A few weeks back, again early in the morning – I think it is high time I stopped this early morning business, it doesn't seem to be working out too well for me ! – I was walking on the road. A few good looking young ladies talking, happily smiling were coming across me. They abruptly stopped smiling the moment I looked at them, they became serious. Then I realised, probably my face would have been too serious. Probably because of the Chinese food from Chung’s place  I had in the previous night would have stiffened my face a bit more than usual along with other parts of my body in the rear. I decided to loosen up a bit. They say when you try to smile with even for no reason, you may tend to feel happier in life. I agree, only when you are not faced with any pressing problems though! So I tried to smile a bit. Why should I curtail somebody else’s happiness by showing my rude face?  

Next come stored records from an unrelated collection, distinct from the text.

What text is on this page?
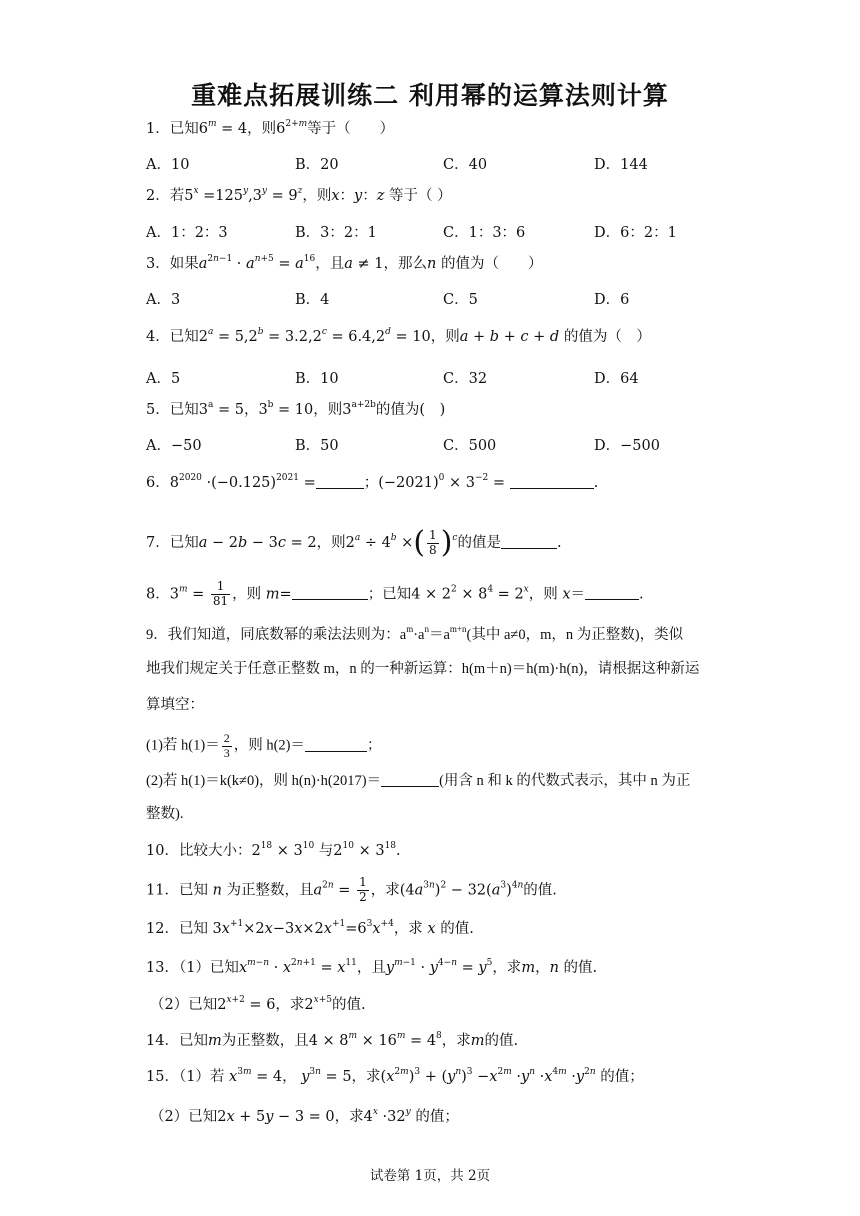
重难点拓展训练二 利用幂的运算法则计算
1．已知$6^m = 4$，则$6^{2+m}$等于（　　）
A．10	B．20	C．40	D．144
2．若$5^x =125^y,3^y = 9^z$，则x：y：z 等于（ ）
A．1：2：3	B．3：2：1	C．1：3：6	D．6：2：1
3．如果$a^{2n-1} \cdot a^{n+5} = a^{16}$，且a ≠ 1，那么n 的值为（　　）
A．3	B．4	C．5	D．6
4．已知$2^a = 5,2^b = 3.2,2^c = 6.4,2^d = 10$，则a + b + c + d 的值为（　）
A．5	B．10	C．32	D．64
5．已知$3^a = 5$，$3^b = 10$，则$3^{a+2b}$的值为(　)
A．−50	B．50	C．500	D．−500
6．$8^{2020} \cdot(-0.125)^{2021}$ =	；$(-2021)^0 \times 3^{-2}$ =	.
7．已知a − 2b − 3c = 2，则$2^a \div 4^b$ ×( $\frac{1}{8} )^c$的值是	.
8．$3^m = \frac{1}{81}$ ，则 m=	；已知$4 \times 2^2 \times 8^4 = 2^x$，则 x＝	.
9．我们知道，同底数幂的乘法法则为：$a^m\cdot a^n=a^{m+n}$(其中 a≠0，m，n 为正整数)，类似
地我们规定关于任意正整数 m，n 的一种新运算：h(m＋n)＝h(m)·h(n)，请根据这种新运
算填空：
(1)若 $h(1)= \frac{2}{3}$ ，则 h(2)＝	；
(2)若 h(1)＝k(k≠0)，则 h(n)·h(2017)＝	(用含 n 和 k 的代数式表示，其中 n 为正
整数).
10．比较大小：$2^{18} \times 3^{10}$ 与$2^{10} \times 3^{18}$.
11．已知 n 为正整数，且$a^{2n} = \frac{1}{2}$ ，求$(4a^{3n})^2 - 32(a^3)^{4n}$的值.
12．已知 $3x^{+1}\times 2x-3x\times 2x^{+1}=6^3x^{+4}$，求 x 的值.
13．（1）已知$x^{m-n} \cdot x^{2n+1} = x^{11}$，且$y^{m-1} \cdot y^{4-n} = y^5$，求m，n 的值.
（2）已知$2^{x+2} = 6$，求$2^{x+5}$的值.
14．已知m为正整数，且$4 \times 8^m \times 16^m = 4^8$，求m的值.
15．（1）若 $x^{3m} = 4$， $y^{3n} = 5$，求$(x^{2m})^3 + (y^n)^3 -x^{2m} \cdot y^n \cdot x^{4m} \cdot y^{2n}$ 的值；
（2）已知2x + 5y − 3 = 0，求$4^x \cdot 32^y$ 的值；
试卷第 1页，共 2页
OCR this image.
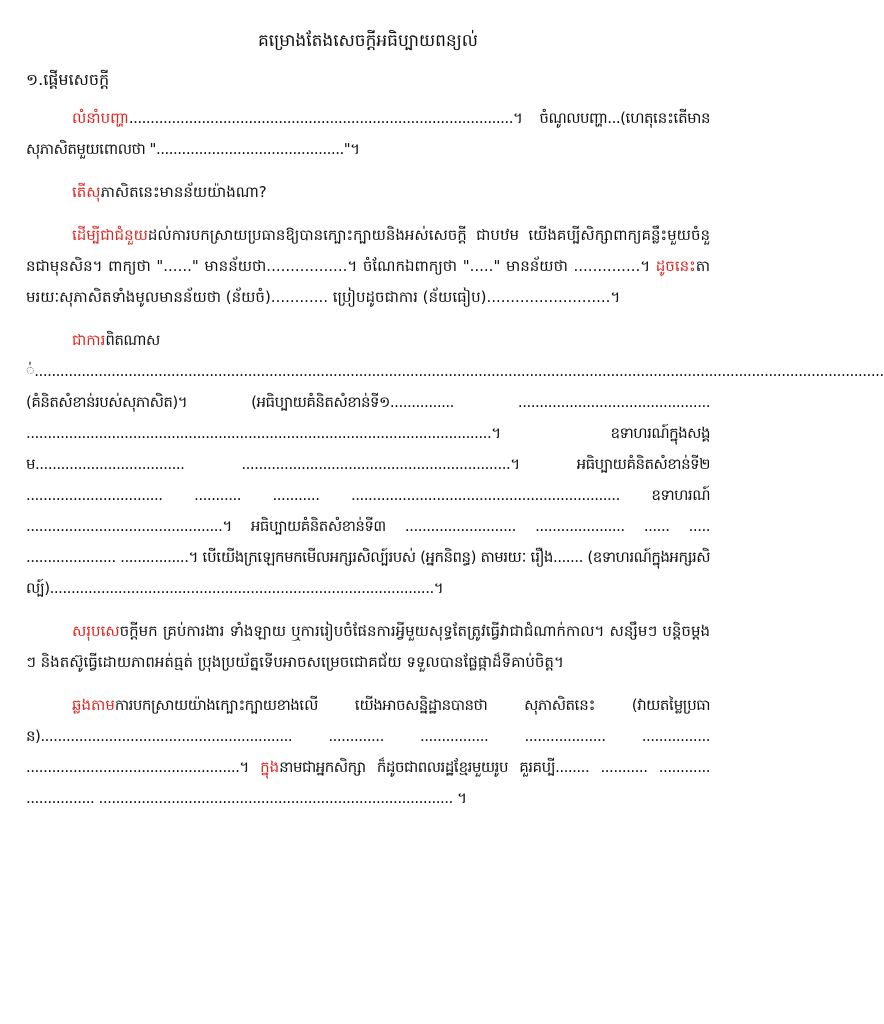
គម្រោងតែងសេចក្តីអធិប្បាយពន្យល់
១.ផ្តើមសេចក្តី

លំនាំបញ្ហា..........................................................................................។ ចំណូលបញ្ហា...(ហេតុនេះតើមានសុភាសិតមួយពោលថា "............................................"។

តើសុភាសិតនេះមានន័យយ៉ាងណា?

ដើម្បីជាជំនួយដល់ការបកស្រាយប្រធានឱ្យបានក្បោះក្បាយនិងអស់សេចក្តី ជាបឋម យើងគប្បីសិក្សាពាក្យគន្លឹះមួយចំនួនជាមុនសិន។ ពាក្យថា "......" មានន័យថា.................។ ចំណែកឯពាក្យថា "....." មានន័យថា ..............។ ដូចនេះតាមរយៈសុភាសិតទាំងមូលមានន័យថា (ន័យចំ)............ ប្រៀបដូចជាការ (ន័យធៀប)..........................។

ជាការពិតណាស់.......................................................................................................................................................................................................(គំនិតសំខាន់របស់សុភាសិត)។ (អធិប្បាយគំនិតសំខាន់ទី១............... ............................................. .............................................................................................................។ ឧទាហរណ៍ក្នុងសង្គម................................... ...............................................................។ អធិប្បាយគំនិតសំខាន់ទី២ ................................ ........... ........... ............................................................... ឧទាហរណ៍ ..............................................។ អធិប្បាយគំនិតសំខាន់ទី៣ .......................... ..................... ...... ..... ..................... ................។ បើយើងក្រឡេកមកមើលអក្សរសិល្ប៍របស់ (អ្នកនិពន្ធ) តាមរយៈ រឿង....... (ឧទាហរណ៍ក្នុងអក្សរសិល្ប៍)..........................................................................................។

សរុបសេចក្តីមក គ្រប់ការងារ ទាំងឡាយ ឬការរៀបចំផែនការអ្វីមួយសុទ្ធតែត្រូវធ្វើវាជាជំណាក់កាល។ សន្សឹមៗ បន្តិចម្តងៗ និងតស៊ូធ្វើដោយភាពអត់ធ្មត់ ប្រុងប្រយ័ត្នទើបអាចសម្រេចជោគជ័យ ទទួលបានផ្លែផ្កាដ៏ទីគាប់ចិត្ត។

ឆ្លងតាមការបកស្រាយយ៉ាងក្បោះក្បាយខាងលើ យើងអាចសន្និដ្ឋានបានថា សុភាសិតនេះ (វាយតម្លៃប្រធាន)........................................................... ............. ................ ................... ................ ..................................................។ ក្នុងនាមជាអ្នកសិក្សា ក៏ដូចជាពលរដ្ឋខ្មែរមួយរូប គួរគប្បី........ ........... ............ ................ ................................................................................... ។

My smiling continued. The next person walking across me was happy too, he had a cheerful, gay disposition. He wore a peculiar dress, an ear ring on the wrong ear! He was walking slowly, swaying a bit. His happiness grew further seeing my smile and I could make out he wanted to become closer to me. I respected his feeling but I didn’t want to be part or partner of his scheme of things. I am straight and like to walk straight. So I walked straight ignoring him, bringing back my face to the original state. No more trying too hard to make others happier this way!


These are odd exceptions and these exceptions will no way hamper my enthusiasm to make others happy as and when possible. Don’t I need to do that to survive? to keep myself happy?